Я вздрогнул, как от удара, и посмотрел на Пьяри. Я хорошо видел в темноте ее глаза: они светились безмятежным спокойствием, а губы улыбались. На лице не было и тени смущения или страха. Пьяри прижалась губами к моему рту. К ее дыханию примешивался терпкий запах вина.
— Я заменила Сукхраму мать, чтобы он избавил мое дитя от позора нашей жизни. Ничего нет особенного в этих женщинах из высших каст, но их окружает почет и уважение. Разве моя дочь не может так жить? Я жила только этой надеждой, пока растила мою девочку.
Первые следы увядания уже коснулись лица Сауно, под глазами уже наметились тонкие морщинки, в уголках рта залегла суровая складка. Исила ничего не ответил жене. Опустив голову, он задумчиво ходил из угла в угол, а затем остановился и поднял голову.

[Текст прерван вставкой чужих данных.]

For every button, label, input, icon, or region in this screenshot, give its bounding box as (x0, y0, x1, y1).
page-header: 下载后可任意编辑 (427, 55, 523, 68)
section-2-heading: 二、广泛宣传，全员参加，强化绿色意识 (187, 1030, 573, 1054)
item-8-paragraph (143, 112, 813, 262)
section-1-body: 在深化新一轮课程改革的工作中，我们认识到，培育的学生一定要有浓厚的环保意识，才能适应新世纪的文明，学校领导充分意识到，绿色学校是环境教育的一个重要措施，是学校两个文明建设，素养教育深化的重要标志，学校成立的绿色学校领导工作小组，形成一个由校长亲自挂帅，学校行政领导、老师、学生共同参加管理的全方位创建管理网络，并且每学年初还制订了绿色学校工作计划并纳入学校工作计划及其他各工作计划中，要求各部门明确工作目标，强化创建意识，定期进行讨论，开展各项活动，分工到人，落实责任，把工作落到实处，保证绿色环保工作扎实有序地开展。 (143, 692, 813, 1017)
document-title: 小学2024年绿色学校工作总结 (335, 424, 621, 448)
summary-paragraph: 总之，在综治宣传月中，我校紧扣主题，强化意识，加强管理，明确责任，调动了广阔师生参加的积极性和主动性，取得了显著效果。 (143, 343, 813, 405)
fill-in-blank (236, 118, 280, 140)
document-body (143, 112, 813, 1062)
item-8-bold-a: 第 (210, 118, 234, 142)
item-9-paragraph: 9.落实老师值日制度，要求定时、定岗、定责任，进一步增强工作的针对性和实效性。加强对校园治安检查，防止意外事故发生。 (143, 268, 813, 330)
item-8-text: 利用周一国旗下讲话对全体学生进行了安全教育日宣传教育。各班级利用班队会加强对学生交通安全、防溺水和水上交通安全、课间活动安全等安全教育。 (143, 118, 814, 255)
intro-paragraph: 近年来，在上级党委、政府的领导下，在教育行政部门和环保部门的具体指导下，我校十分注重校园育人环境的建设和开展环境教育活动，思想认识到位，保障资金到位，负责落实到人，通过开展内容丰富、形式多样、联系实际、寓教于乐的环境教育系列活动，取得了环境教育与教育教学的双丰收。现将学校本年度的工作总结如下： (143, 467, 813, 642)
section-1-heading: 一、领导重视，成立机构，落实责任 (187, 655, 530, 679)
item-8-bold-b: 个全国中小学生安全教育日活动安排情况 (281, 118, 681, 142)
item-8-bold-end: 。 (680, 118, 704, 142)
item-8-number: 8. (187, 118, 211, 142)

Пьяри жадно прижалась своими губами к моим. Запах вина наполнил мои легкие, у меня закружилась голова, но я не оттолкнул Пьяри, мои объятия становились все теснее и настойчивее.
— Ты ничему не научил Сукхрама, — слышал я. — Ты превратил его в женщину. Нет, нет, даже не в женщину, потому что в женщине не меньше страсти, чем в мужчине. Ты превратил его в…
— Замолчи, Сауно! Слишком много воли взяла! — крикнул Исила.
— Как бы не так! Думаешь, я не знаю, что мать Сукхрама путалась с тобой?
В руках Исилы сверкнул нож, но Сауно не замолчала.
— Хочешь запугать меня? Ладно, я больше ничего не скажу. — Сауно с гордым видом замолчала. Ее лицо было сурово, но глаза, обращенные к мужу, смягчились. — Исила, — сказала она после долгого молчания, — ты самый близкий друг моей молодости. Я всегда любила тебя и всегда хотела только тебя одного. Подойди ко мне, я прощаю тебя.
В ее взгляде уже не было осуждения, в нем засветилась любовь. Лицо Исилы вспыхнуло, он, казалось, стыдился самого себя. Вдруг он звонко щелкнул пальцами. Пьяри испуганно обернулась на звук и пошатнулась. Я подхватил ее. Не выпуская Пьяри из своих объятий, я вместе с ней обогнул хижину и вышел на задний дворик. Конь Исилы настороженно повернул голову в нашу сторону, но, узнав нас, стал спокойно щипать траву. Незаметно, как тигр, подкралась наша собака Бхура. Распластав по земле хвост, она села возле нас, чтобы оберегать наш покой.